The other enabling factor is use of Deep Neural Networks that process the selfie image to detect artifacts that help distinguish between a photo of a live person and a presentation attack. ID R&D has built a unique DNN-based approach to liveness detection that underpins the single image technique.
The process takes less than one second and looks like this:
IDLive Face is the only single frame passive liveness product to achieve iBeta Levels 1 and 2 ISO/IEC 30107-3 presentation attack detection (PAD) compliance with a perfect score. Read more about iBeta here.
Passive Facial Liveness Detection Use Cases
ID R&D passive liveness is the choice of leading identity and access management vendors, onboarding and KYC providers, access control companies, IoT developers, and enterprise customers worldwide.
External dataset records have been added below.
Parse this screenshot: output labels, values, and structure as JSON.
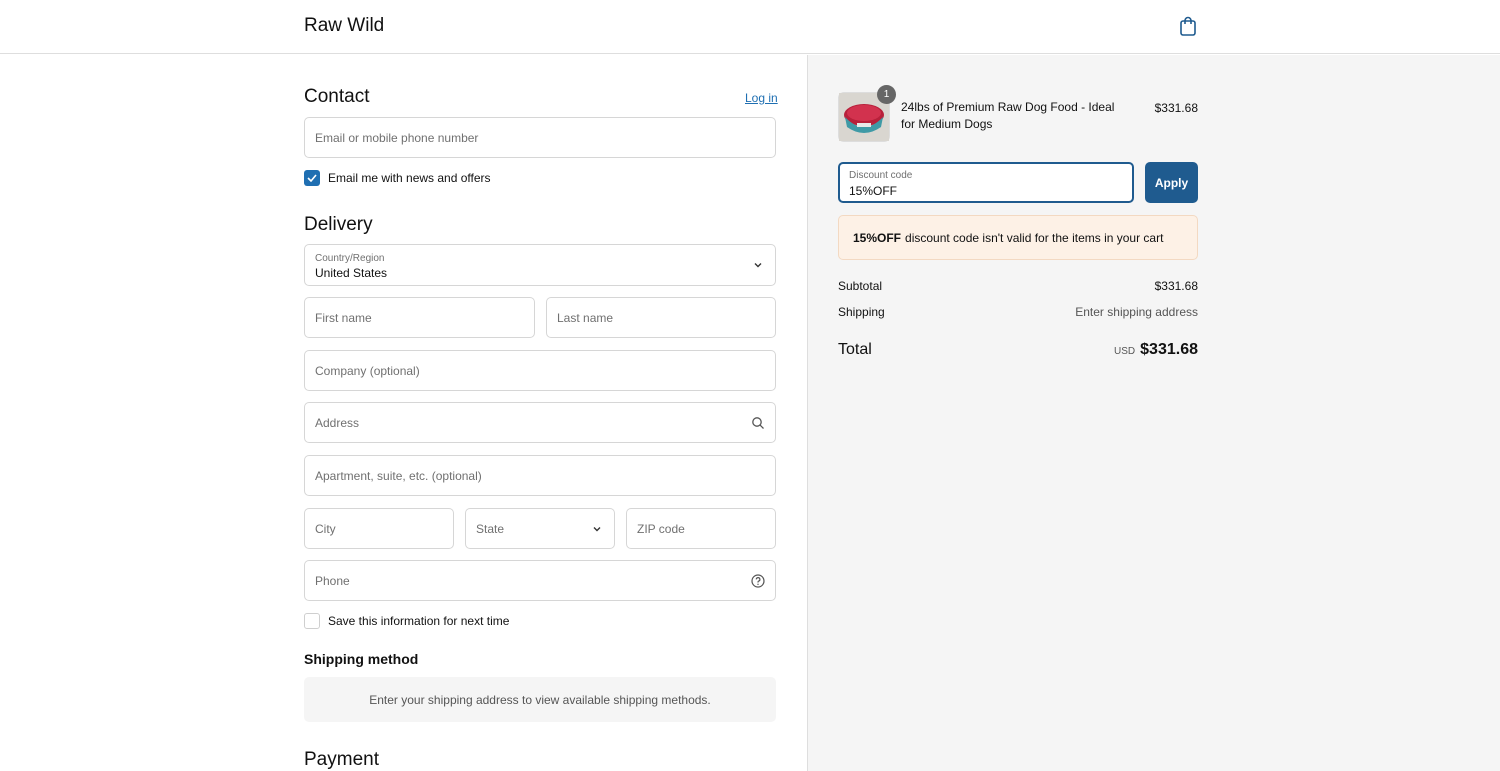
{
  "header": {
    "brand": "Raw Wild",
    "cart_icon": "shopping-bag-icon"
  },
  "contact": {
    "title": "Contact",
    "login_link": "Log in",
    "email_placeholder": "Email or mobile phone number",
    "news_label": "Email me with news and offers",
    "news_checked": true
  },
  "delivery": {
    "title": "Delivery",
    "country_label": "Country/Region",
    "country_value": "United States",
    "first_name": "First name",
    "last_name": "Last name",
    "company": "Company (optional)",
    "address": "Address",
    "apartment": "Apartment, suite, etc. (optional)",
    "city": "City",
    "state": "State",
    "zip": "ZIP code",
    "phone": "Phone",
    "save_label": "Save this information for next time",
    "save_checked": false
  },
  "shipping": {
    "title": "Shipping method",
    "message": "Enter your shipping address to view available shipping methods."
  },
  "payment": {
    "title": "Payment"
  },
  "summary": {
    "product": {
      "qty": "1",
      "name": "24lbs of Premium Raw Dog Food - Ideal for Medium Dogs",
      "price": "$331.68"
    },
    "discount": {
      "label": "Discount code",
      "value": "15%OFF",
      "apply": "Apply"
    },
    "error": {
      "code": "15%OFF",
      "message": "discount code isn't valid for the items in your cart"
    },
    "subtotal_label": "Subtotal",
    "subtotal_value": "$331.68",
    "shipping_label": "Shipping",
    "shipping_value": "Enter shipping address",
    "total_label": "Total",
    "currency": "USD",
    "total_value": "$331.68"
  },
  "colors": {
    "accent": "#1f5b8f",
    "link": "#1f6fb2",
    "error_bg": "#fdf1e6"
  }
}
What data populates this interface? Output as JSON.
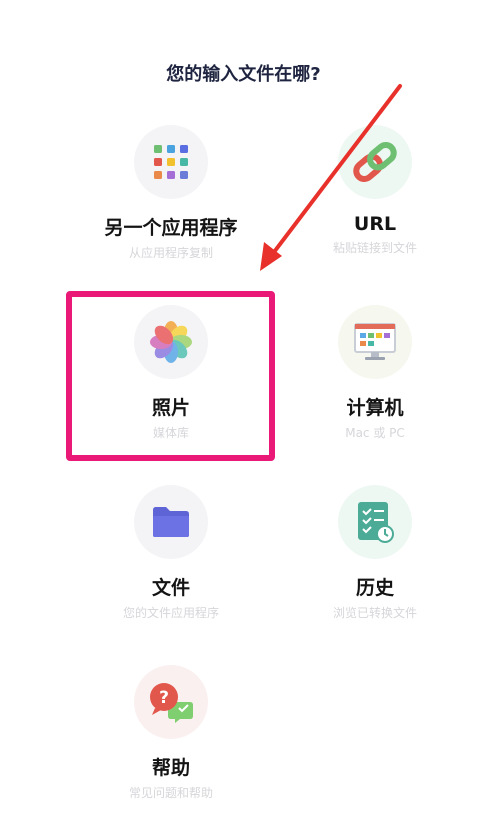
{
  "title": "您的输入文件在哪?",
  "options": [
    {
      "label": "另一个应用程序",
      "sub": "从应用程序复制",
      "icon": "apps-grid-icon"
    },
    {
      "label": "URL",
      "sub": "粘贴链接到文件",
      "icon": "link-icon"
    },
    {
      "label": "照片",
      "sub": "媒体库",
      "icon": "photos-icon"
    },
    {
      "label": "计算机",
      "sub": "Mac 或 PC",
      "icon": "computer-icon"
    },
    {
      "label": "文件",
      "sub": "您的文件应用程序",
      "icon": "folder-icon"
    },
    {
      "label": "历史",
      "sub": "浏览已转换文件",
      "icon": "history-icon"
    },
    {
      "label": "帮助",
      "sub": "常见问题和帮助",
      "icon": "help-icon"
    }
  ],
  "colors": {
    "highlight": "#ea1978",
    "arrow": "#e8312b",
    "title": "#1f2540"
  }
}
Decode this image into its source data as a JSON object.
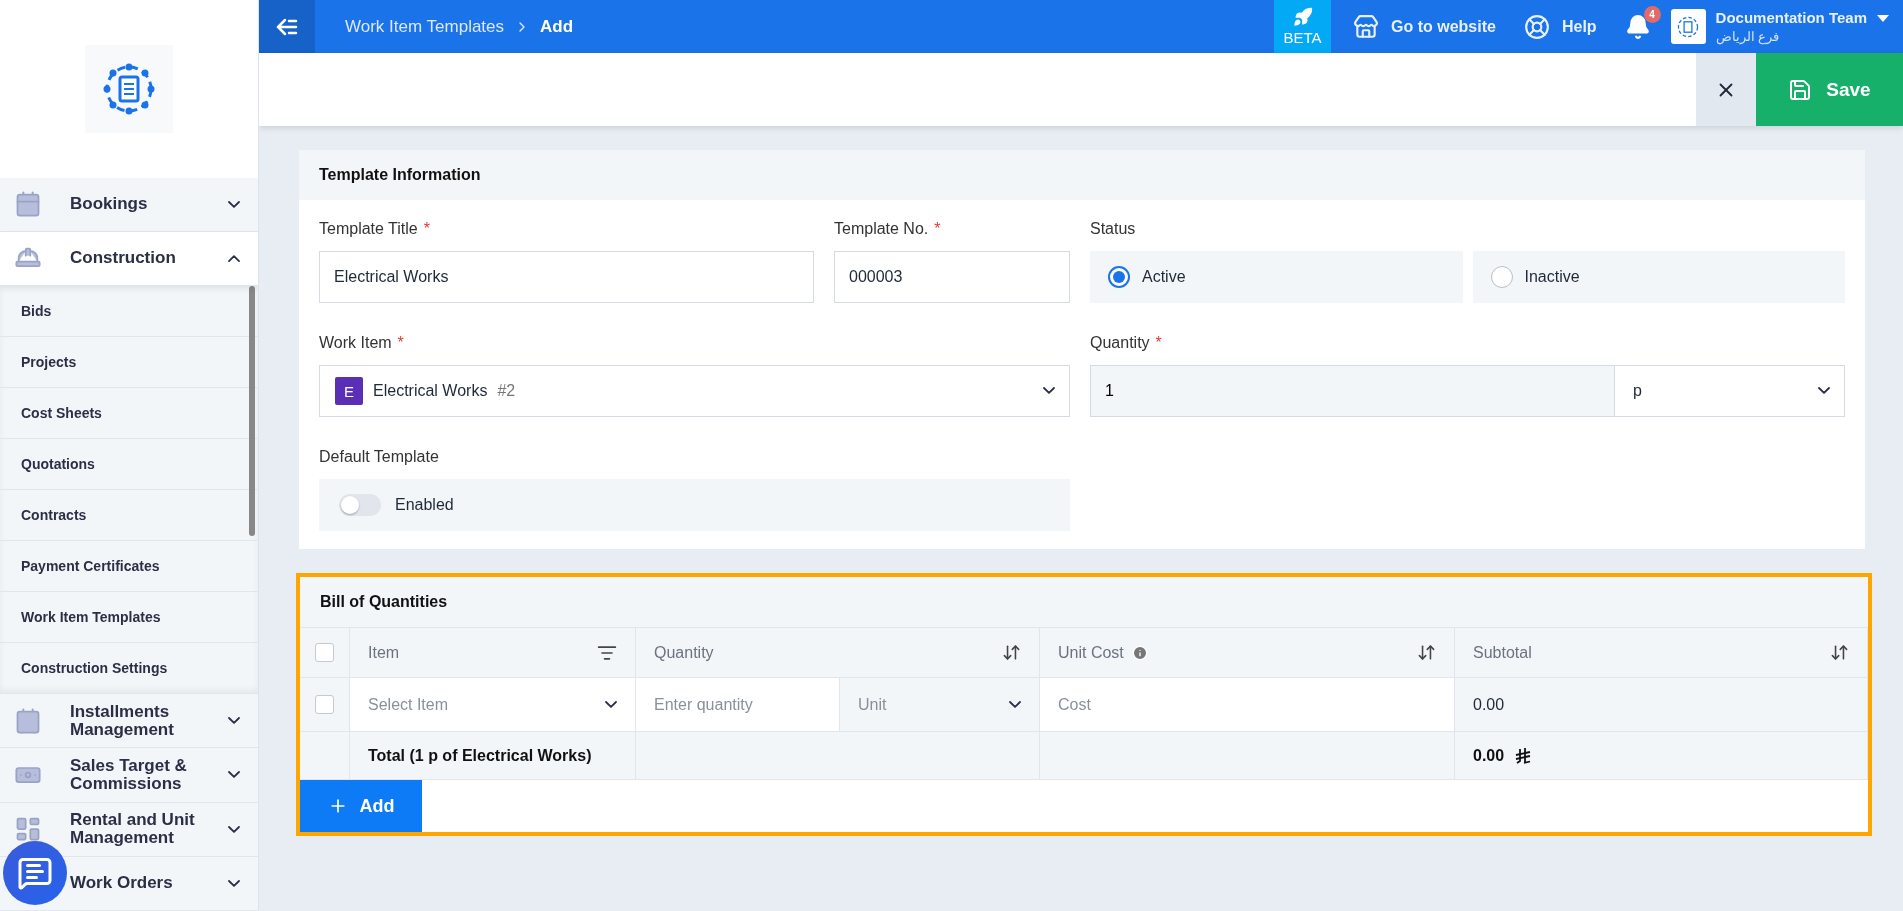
{
  "sidebar": {
    "groups": [
      {
        "label": "Bookings",
        "expanded": false
      },
      {
        "label": "Construction",
        "expanded": true,
        "children": [
          {
            "label": "Bids",
            "selected": false
          },
          {
            "label": "Projects",
            "selected": false
          },
          {
            "label": "Cost Sheets",
            "selected": false
          },
          {
            "label": "Quotations",
            "selected": false
          },
          {
            "label": "Contracts",
            "selected": false
          },
          {
            "label": "Payment Certificates",
            "selected": false
          },
          {
            "label": "Work Item Templates",
            "selected": false
          },
          {
            "label": "Construction Settings",
            "selected": false
          }
        ]
      },
      {
        "label": "Installments Management",
        "expanded": false
      },
      {
        "label": "Sales Target & Commissions",
        "expanded": false
      },
      {
        "label": "Rental and Unit Management",
        "expanded": false
      },
      {
        "label": "Work Orders",
        "expanded": false
      }
    ]
  },
  "topbar": {
    "breadcrumb": [
      "Work Item Templates",
      "Add"
    ],
    "beta": "BETA",
    "website": "Go to website",
    "help": "Help",
    "notifications": "4",
    "account": {
      "name": "Documentation Team",
      "branch": "فرع الرياض"
    }
  },
  "actions": {
    "save": "Save"
  },
  "template_info": {
    "title": "Template Information",
    "template_title": {
      "label": "Template Title",
      "required_mark": "*",
      "value": "Electrical Works"
    },
    "template_no": {
      "label": "Template No.",
      "required_mark": "*",
      "value": "000003"
    },
    "status": {
      "label": "Status",
      "options": [
        {
          "label": "Active",
          "selected": true
        },
        {
          "label": "Inactive",
          "selected": false
        }
      ]
    },
    "work_item": {
      "label": "Work Item",
      "required_mark": "*",
      "badge": "E",
      "value": "Electrical Works",
      "number": "#2"
    },
    "quantity": {
      "label": "Quantity",
      "required_mark": "*",
      "value": "1",
      "unit": "p"
    },
    "default_template": {
      "label": "Default Template",
      "toggle_label": "Enabled",
      "on": false
    }
  },
  "bill": {
    "title": "Bill of Quantities",
    "highlighted": true,
    "columns": [
      {
        "label": "Item",
        "kind": "filter"
      },
      {
        "label": "Quantity",
        "kind": "sort"
      },
      {
        "label": "Unit Cost",
        "kind": "sort",
        "info": true
      },
      {
        "label": "Subtotal",
        "kind": "sort"
      }
    ],
    "header_checked": false,
    "rows": [
      {
        "checked": false,
        "item_placeholder": "Select Item",
        "quantity_placeholder": "Enter quantity",
        "unit_placeholder": "Unit",
        "cost_placeholder": "Cost",
        "subtotal": "0.00"
      }
    ],
    "total": {
      "label": "Total (1 p of Electrical Works)",
      "value": "0.00"
    },
    "add": "Add"
  }
}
IDLive Face is deployed in 50 countries, supporting and millions of liveness checks each month. The product is used in a range of use cases across financial, government, travel, healthcare, building management and more.
IDLive Face is packaged as an SDK and as a Docker with a simple RESTful API. Additionally, a mobile SDK (beta) is now offered for FIDO-compliant, on-device deployment. IDLive Face Mobile SDK runs on Android and iOS.